I want to pick up journaling again. I kept my Day One subscription not because I used it, but because it was a pressure to get back into it again. (And because I like what they do, regardless of not using it.) Journaling is a great way to build both writing habit and observing habit. Living inside my own head won't take me far as a writer. I need to, ever so regulatedly, let the world in. It's also creating for me, without much effort, a structure for stories from within my own life. It's my version of a vlogger carrying their camera around and taking footage. Not all of it will be useful, but not getting it recorded leaves you with nothing to work with.

The third step is time management. Or, rather at this point, evaluating and optimising. You have no idea (or at least I didn't) how much time is wasted every day. Pooling tasks together like jumping on Twitter in the morning over coffee is simple enough to do, but yields awesome results. That's a tiny thing, but leads to examining other activities. Can I listen to a podcast while commuting? Hey, could I walk instead of taking the bus? Sure it takes an extra 15 minutes, but I consume more information, and also get in some exercise. That's a good deal.

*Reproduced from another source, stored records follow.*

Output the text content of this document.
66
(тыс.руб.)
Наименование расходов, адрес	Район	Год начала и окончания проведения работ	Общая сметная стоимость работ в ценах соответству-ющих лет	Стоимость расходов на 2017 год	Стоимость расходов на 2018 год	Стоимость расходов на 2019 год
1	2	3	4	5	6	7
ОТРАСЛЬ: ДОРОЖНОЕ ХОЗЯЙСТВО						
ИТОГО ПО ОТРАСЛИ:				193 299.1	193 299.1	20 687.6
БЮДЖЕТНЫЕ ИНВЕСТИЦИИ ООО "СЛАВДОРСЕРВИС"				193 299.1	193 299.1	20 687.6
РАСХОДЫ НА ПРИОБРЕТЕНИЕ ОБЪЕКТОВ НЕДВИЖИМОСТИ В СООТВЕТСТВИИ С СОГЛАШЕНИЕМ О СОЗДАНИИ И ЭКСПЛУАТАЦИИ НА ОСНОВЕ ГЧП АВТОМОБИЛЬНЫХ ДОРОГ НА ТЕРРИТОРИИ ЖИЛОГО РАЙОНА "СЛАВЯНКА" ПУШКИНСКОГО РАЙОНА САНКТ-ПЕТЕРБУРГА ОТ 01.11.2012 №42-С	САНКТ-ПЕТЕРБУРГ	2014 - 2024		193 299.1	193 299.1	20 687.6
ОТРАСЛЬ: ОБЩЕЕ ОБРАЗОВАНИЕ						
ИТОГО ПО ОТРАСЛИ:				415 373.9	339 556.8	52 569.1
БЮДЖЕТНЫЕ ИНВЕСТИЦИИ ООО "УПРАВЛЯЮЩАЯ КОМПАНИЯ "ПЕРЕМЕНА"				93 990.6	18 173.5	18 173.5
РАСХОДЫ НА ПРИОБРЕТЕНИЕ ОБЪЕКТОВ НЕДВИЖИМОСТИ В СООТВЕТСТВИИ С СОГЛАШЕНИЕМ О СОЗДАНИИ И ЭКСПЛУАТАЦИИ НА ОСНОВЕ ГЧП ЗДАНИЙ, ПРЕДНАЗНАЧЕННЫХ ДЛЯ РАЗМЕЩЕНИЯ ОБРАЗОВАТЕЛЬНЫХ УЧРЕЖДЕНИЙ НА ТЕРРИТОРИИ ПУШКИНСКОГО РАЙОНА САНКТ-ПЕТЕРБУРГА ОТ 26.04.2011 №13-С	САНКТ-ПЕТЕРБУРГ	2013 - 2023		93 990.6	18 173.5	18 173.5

I'm in the process of evaluating everything with this in mind. Can I wake up an hour earlier? How about two? Can I spot idle moments and fill them with tiny bits of productivity? Can I work faster? (Should I?)

Everything's on the table. There's no romantic feelings toward anything: not leisure, not socializing, not sleep. Each is evaluated based on its usefulness to cost ratio.

Because I desperately need to get organized to get anywhere.